Pontes de Miranda propõe uma ideia chamada »jecto« — uma construção mental que abstrai o sujeito e o objeto dos fenômenos e os equaciona em uma constante. Ao mesmo tempo, entretanto, esta fusão (sub)jecto + (ob)jecto se concretiza no mundo real quando um indivíduo segue as regras morais e jurídicas da comunidade não por receios de punição do pecado, ônus pecuniário, pena punidora ou temor ao ridículo — o oposto: seu cumprimento se guia por uma motivação psicológica e coletiva. 

 

(IV) 1933. Pontes de Miranda começa a proferir uma série de palestras a trabalhadores, sobretudo do Rio de Janeiro. Interessantíssimo o noticiário da época. É então que saem do forno três dos cinco livrinhos anunciados da coleção »Os 5 direitos do homem«: subsistência, trabalho e educação. Esses »novos direitos« são hoje os sociais, econômicos e culturais da segunda dimensão dos direitos fundamentais. Constitui evidente pioneirismo doutrinário dotado de contemporaneidade, a atestar um precursor do social-liberalismo e do neoconstitucionalismo, respectivamente pelo equilíbrio mercado x Estado, regras frias x princípios compassivos, norteados pela autorrealização da pessoa humana e a universalização da efetividade de garantias.    

 

E será justo o livrão »Democracia, liberdade, igualdade: os três caminhos« (1945) — portanto, antecedente à Declaração Universal de 48 e debaixo ainda da ditadura estado-novista de um contraditório Vargas —, quem selará a sua progressista visão sociopolítica (diria: de alcance da quarta geração de direitos humanos). 

 

É de se imaginar, ao término, qual haveria de ser o lugar científico a ocupar Pontes de Miranda com a promulgação da Constituição da República Federativa do Brasil em outubro de 88 — oito anos e dez meses em seguida ao seu misterioso falecimento.

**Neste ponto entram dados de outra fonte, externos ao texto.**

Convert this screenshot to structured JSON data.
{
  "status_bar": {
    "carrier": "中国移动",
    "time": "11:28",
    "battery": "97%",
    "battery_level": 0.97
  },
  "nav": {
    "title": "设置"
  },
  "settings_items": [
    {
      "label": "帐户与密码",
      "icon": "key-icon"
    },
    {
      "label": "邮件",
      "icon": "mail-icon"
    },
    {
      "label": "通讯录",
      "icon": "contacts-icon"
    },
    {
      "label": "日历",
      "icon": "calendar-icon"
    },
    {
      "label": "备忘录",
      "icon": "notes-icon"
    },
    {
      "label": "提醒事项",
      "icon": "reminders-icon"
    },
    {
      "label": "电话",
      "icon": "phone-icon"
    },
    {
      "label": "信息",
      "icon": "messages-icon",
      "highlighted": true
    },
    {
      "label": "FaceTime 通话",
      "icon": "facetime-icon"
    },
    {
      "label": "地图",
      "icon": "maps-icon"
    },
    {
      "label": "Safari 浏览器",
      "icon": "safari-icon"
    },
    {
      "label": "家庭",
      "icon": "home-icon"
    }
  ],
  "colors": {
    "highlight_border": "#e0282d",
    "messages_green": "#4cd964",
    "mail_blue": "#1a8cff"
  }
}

Comentador das cartas magnas de 34, 37, 46 e 67, presumo alinhar-se-ia aos hermeneutas moderados (ou aos teóricos impuros do direito à Voegelin), sem a perda dos parâmetros formais acautelatórios ao julgador-intérprete, embasado na racionalidade fundamentadora das decisões judiciais. 

 

[*] VASCONCELOS FILHO, Marcos. Pontes de Miranda: uma recordação e três teses nos seus 130 anos. »Tribuna do Sertão«, Palmeira dos Índios, ano XXV, n. 1.221, segunda-feira, 25 abr. 2022, Opinião, Cantoneira: página de crítica e de história, p. 09.